Blog / Mortgages

Auctions can be a good place for investors to pick up a property at a competitive price, but it can seem daunting to investors who have not done so before – this is where brokers can help.

Brokers can help guide their clients through the steps and make sure that they have the necessary finance in place to be able to secure the property they want, before they go to auction.

There are various finance options that investors should be aware of ahead of going to an auction. When looking for finance, potential buyers need to know that an Agreement in Principle should be obtained prior to the auction. Here are some of the key types of finance:

Short Term Loan (STL) – If an investor needs to carry out work on a property then a refurbishment loan is the right finance for them. It will depend upon the amount of work to be carried out as to whether a heavy or light refurbishment product will be taken.

Development finance – If purchasing land to build property, development finance would be used. A typical set up would help with the purchase of the land and the build costs.
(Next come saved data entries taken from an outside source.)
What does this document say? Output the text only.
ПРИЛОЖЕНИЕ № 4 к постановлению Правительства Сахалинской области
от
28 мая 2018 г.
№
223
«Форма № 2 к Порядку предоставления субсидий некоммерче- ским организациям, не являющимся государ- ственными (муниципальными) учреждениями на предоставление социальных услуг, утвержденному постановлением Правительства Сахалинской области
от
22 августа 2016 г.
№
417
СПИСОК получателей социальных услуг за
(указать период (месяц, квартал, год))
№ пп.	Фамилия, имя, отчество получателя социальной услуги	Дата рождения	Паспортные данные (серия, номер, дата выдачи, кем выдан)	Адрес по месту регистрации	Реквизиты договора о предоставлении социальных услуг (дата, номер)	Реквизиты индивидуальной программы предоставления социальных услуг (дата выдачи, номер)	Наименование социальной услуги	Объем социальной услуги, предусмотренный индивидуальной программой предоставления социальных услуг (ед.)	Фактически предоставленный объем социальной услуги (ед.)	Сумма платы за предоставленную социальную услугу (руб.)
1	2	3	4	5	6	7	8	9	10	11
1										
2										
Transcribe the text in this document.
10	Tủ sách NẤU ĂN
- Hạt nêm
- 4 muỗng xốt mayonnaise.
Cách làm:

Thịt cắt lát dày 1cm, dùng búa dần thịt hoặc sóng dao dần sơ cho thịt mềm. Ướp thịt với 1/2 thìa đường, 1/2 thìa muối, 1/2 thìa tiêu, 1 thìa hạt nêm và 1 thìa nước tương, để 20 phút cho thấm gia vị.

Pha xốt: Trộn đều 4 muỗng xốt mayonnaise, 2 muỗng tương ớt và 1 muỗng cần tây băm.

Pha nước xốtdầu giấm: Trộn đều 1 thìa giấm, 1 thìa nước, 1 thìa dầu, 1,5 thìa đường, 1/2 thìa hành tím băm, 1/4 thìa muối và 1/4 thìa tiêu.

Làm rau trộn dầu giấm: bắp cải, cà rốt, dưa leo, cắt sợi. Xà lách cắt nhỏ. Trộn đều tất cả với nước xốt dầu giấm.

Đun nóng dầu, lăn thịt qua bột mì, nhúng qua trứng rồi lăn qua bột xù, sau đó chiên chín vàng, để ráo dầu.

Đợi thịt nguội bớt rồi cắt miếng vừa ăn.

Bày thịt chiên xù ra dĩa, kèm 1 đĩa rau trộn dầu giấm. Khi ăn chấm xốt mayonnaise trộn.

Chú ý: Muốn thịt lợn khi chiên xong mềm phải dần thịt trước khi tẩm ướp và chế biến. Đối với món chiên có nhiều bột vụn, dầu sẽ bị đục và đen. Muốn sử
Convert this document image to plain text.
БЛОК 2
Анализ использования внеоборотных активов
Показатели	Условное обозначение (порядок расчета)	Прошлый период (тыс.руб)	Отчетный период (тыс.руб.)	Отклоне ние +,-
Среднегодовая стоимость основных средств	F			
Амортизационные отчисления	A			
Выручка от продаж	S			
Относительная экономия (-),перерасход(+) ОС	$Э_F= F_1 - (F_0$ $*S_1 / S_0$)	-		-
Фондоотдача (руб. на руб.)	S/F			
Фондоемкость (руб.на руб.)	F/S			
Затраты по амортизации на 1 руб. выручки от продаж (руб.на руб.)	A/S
Buy to Let (BTL) – If the property they are looking to purchase requires no work to be carried out before letting out, a term product would be most suitable.

Re-mortgaging – Re-mortgaging can be a way to release equity from a property in order to raise capital, which can then be used to purchase a property at auction.

Secured loans – For BTL investors, secured loans or second charge mortgages provide a way to release equity from a residential, BTL or commercial property, without re-mortgaging.

In the cases of short term loans and development finance, these will need an exit route and brokers need to make sure that investors have this in place at application stage.

It is worth making investors aware that if they want to be extra cautious, they may wish to pay for a mortgage valuation to be carried out before the auction to ensure the property is suitable for mortgage purposes. This means that they can attend the auction with a formal mortgage offer, however, this can be risky as they may not be successful in bidding for the property they want.